C'est ballot, mais c'est Benoît
Arnaud Di Pasquale confirme : "instinct", "créativité" et "sensibilité" sont surtout les forces premières de Paire avant d'être de vraies limites pour "Benoît". "Safin faisait la fête aussi, il a été numéro un mondial, il a gagné deux tournois du Grand Chelem, se souvient-il. Après, il y a toujours les 'si Safin avait…'. A un moment, il faut aussi sauver son ADN, si tu lui retires ça, peut-être qu'il n'a pas son palmarès". Hasard qui n'en est pas un : le Russe est l'une des grandes inspirations de Paire.

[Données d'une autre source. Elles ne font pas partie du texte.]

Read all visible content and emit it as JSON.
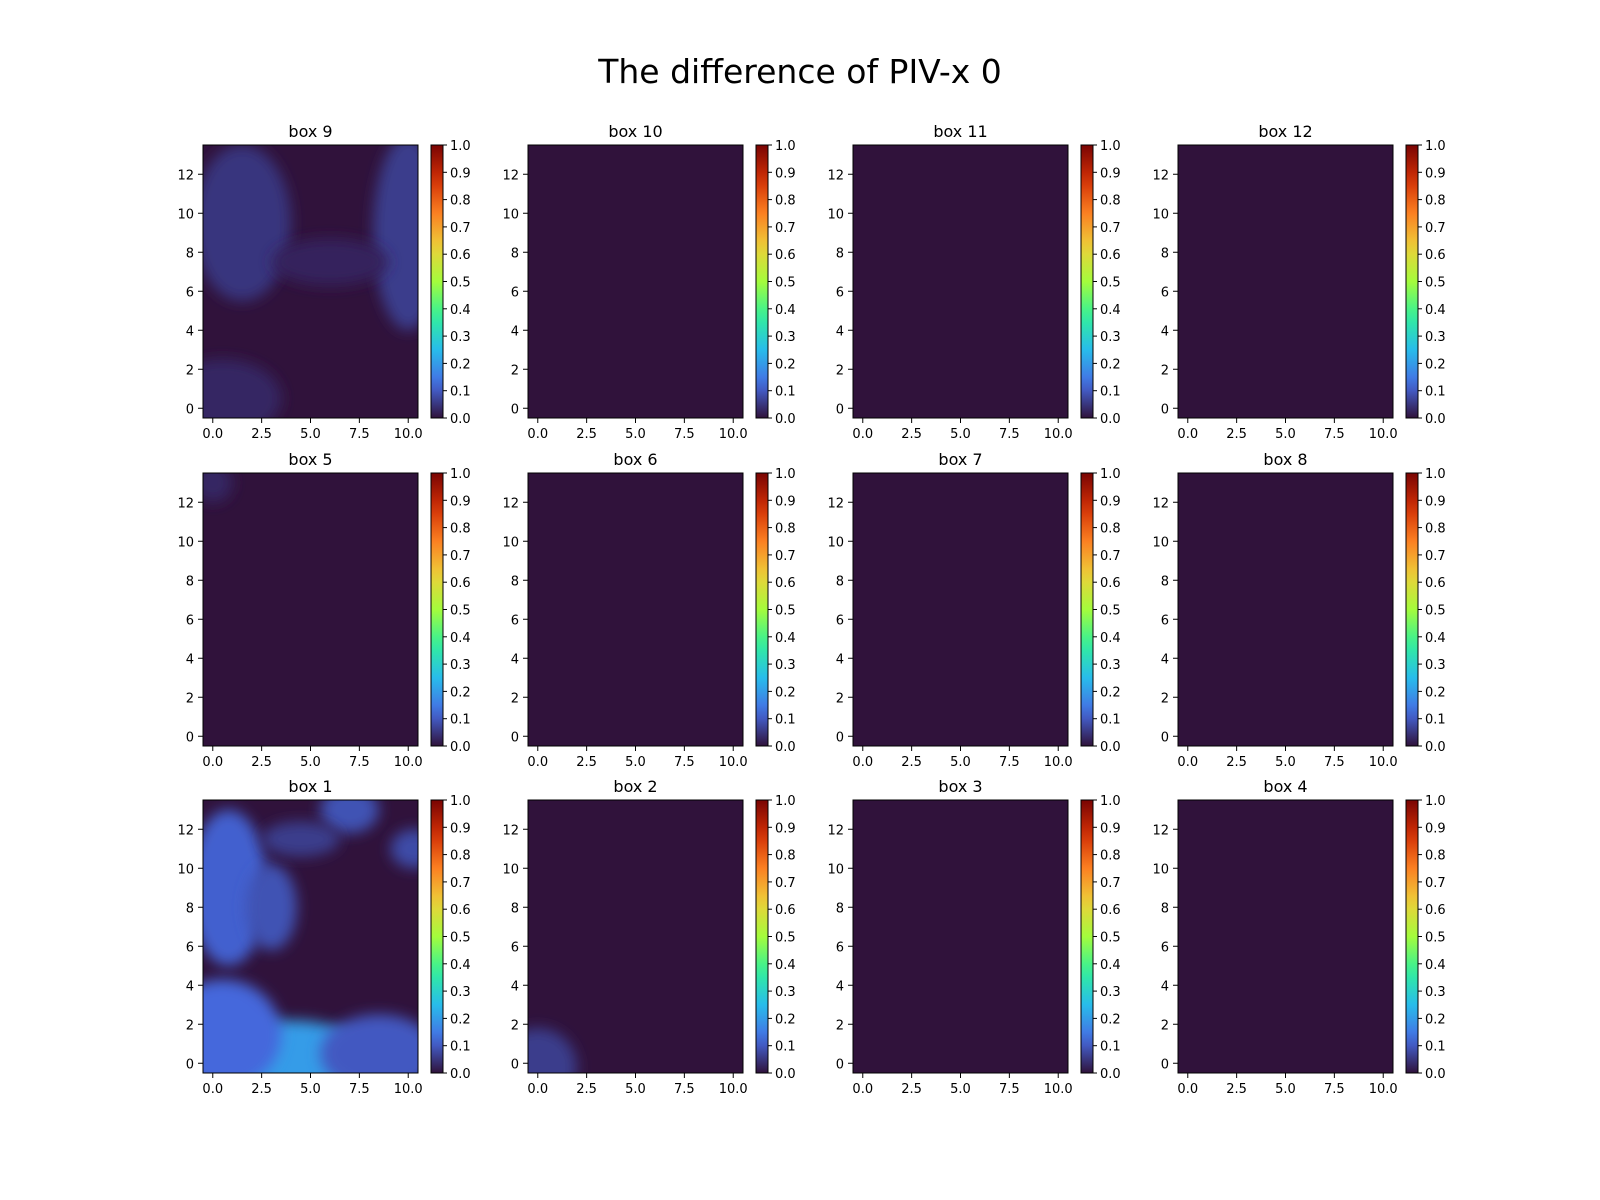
{
  "figure": {
    "title": "The difference of PIV-x 0"
  },
  "chart_data": {
    "type": "heatmap",
    "colormap": "turbo",
    "color_range": [
      0.0,
      1.0
    ],
    "colorbar_ticks": [
      "0.0",
      "0.1",
      "0.2",
      "0.3",
      "0.4",
      "0.5",
      "0.6",
      "0.7",
      "0.8",
      "0.9",
      "1.0"
    ],
    "xlim": [
      -0.5,
      10.5
    ],
    "ylim": [
      -0.5,
      13.5
    ],
    "x_ticks": [
      "0.0",
      "2.5",
      "5.0",
      "7.5",
      "10.0"
    ],
    "y_ticks": [
      "0",
      "2",
      "4",
      "6",
      "8",
      "10",
      "12"
    ],
    "grid": false,
    "panels": [
      {
        "title": "box 9",
        "row": 0,
        "col": 0,
        "blobs": [
          {
            "x": 1.5,
            "y": 9.5,
            "rx": 2.5,
            "ry": 4.0,
            "v": 0.05
          },
          {
            "x": 10.0,
            "y": 9.0,
            "rx": 1.8,
            "ry": 5.0,
            "v": 0.06
          },
          {
            "x": 0.5,
            "y": 0.5,
            "rx": 3.0,
            "ry": 2.0,
            "v": 0.03
          },
          {
            "x": 6.0,
            "y": 7.5,
            "rx": 3.0,
            "ry": 1.2,
            "v": 0.025
          }
        ]
      },
      {
        "title": "box 10",
        "row": 0,
        "col": 1,
        "blobs": []
      },
      {
        "title": "box 11",
        "row": 0,
        "col": 2,
        "blobs": []
      },
      {
        "title": "box 12",
        "row": 0,
        "col": 3,
        "blobs": []
      },
      {
        "title": "box 5",
        "row": 1,
        "col": 0,
        "blobs": [
          {
            "x": 0.0,
            "y": 13.0,
            "rx": 1.0,
            "ry": 1.0,
            "v": 0.03
          }
        ]
      },
      {
        "title": "box 6",
        "row": 1,
        "col": 1,
        "blobs": []
      },
      {
        "title": "box 7",
        "row": 1,
        "col": 2,
        "blobs": []
      },
      {
        "title": "box 8",
        "row": 1,
        "col": 3,
        "blobs": []
      },
      {
        "title": "box 1",
        "row": 2,
        "col": 0,
        "blobs": [
          {
            "x": 4.0,
            "y": -0.3,
            "rx": 4.5,
            "ry": 2.5,
            "v": 0.2
          },
          {
            "x": 0.5,
            "y": 1.5,
            "rx": 3.0,
            "ry": 2.8,
            "v": 0.12
          },
          {
            "x": 8.5,
            "y": 0.5,
            "rx": 3.0,
            "ry": 2.0,
            "v": 0.1
          },
          {
            "x": 0.8,
            "y": 9.0,
            "rx": 2.0,
            "ry": 4.0,
            "v": 0.11
          },
          {
            "x": 3.0,
            "y": 8.0,
            "rx": 1.3,
            "ry": 2.2,
            "v": 0.09
          },
          {
            "x": 7.0,
            "y": 13.0,
            "rx": 1.5,
            "ry": 1.2,
            "v": 0.09
          },
          {
            "x": 10.3,
            "y": 11.0,
            "rx": 1.2,
            "ry": 1.0,
            "v": 0.08
          },
          {
            "x": 4.5,
            "y": 11.5,
            "rx": 2.0,
            "ry": 0.9,
            "v": 0.06
          }
        ]
      },
      {
        "title": "box 2",
        "row": 2,
        "col": 1,
        "blobs": [
          {
            "x": 0.0,
            "y": -0.2,
            "rx": 2.0,
            "ry": 2.0,
            "v": 0.06
          }
        ]
      },
      {
        "title": "box 3",
        "row": 2,
        "col": 2,
        "blobs": []
      },
      {
        "title": "box 4",
        "row": 2,
        "col": 3,
        "blobs": []
      }
    ]
  }
}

Reste la question de l'image dégagée, surtout ces derniers mois. "Il joue un peu un rôle, il me semble, avance notre consultant. Il aime la vie et il n'a envie de parler que de ça. Mais je pense qu'on se trompe quand même un peu sur la réalité de son fonctionnement : il y a forcément des moments où il a travaillé. Il en joue un petit peu. Il va plutôt montrer des photos de ses vacances en train de boire des godets avec ses copains plutôt que de partager une bonne séance d'entrainement. 99% des joueurs montreraient plutôt l'inverse".
"Ah non, surtout pas. Non, non, non, répond Potier sur la question d'un "personnage" créé de toutes pièces. La preuve, quand il dit à Bercy que le public l'emmerde, il est obligé de s'excuser après pour pouvoir jouer sans sifflets l'année d'après car sinon, c'est injouable. […] C'est pour ça que beaucoup de gens s'identifient à lui. Si vous avez joué au tennis, vous savez que sa fameuse phrase ("il a de la chaaaatte"), on l'a tous dit. Et combien de fois ? Lui, il le fait sur le circuit. Et moi je trouve ça génial. Et je pense que sur le circuit, il est aussi aimé par les autres pour ça. Je pense que Federer, ça le fait marrer. Parce qu'il ne triche pas, tout simplement".
Les liens se sont fatalement distendus avec le temps. Mais c'est presque le même gamin que ses formateurs croisent à chaque fois sur le circuit. "La dernière fois que je l'ai vu jouer, c'était à Roland-Garros, se marre Auffray. En 8e de finale, au cinquième set en 2019, il n'avait plus de raquette disponible et devait demander à en faire corder une. On se dit : ‘c'est ballot, mais c'est Benoît'. C'est pour ça qu'on l'aime".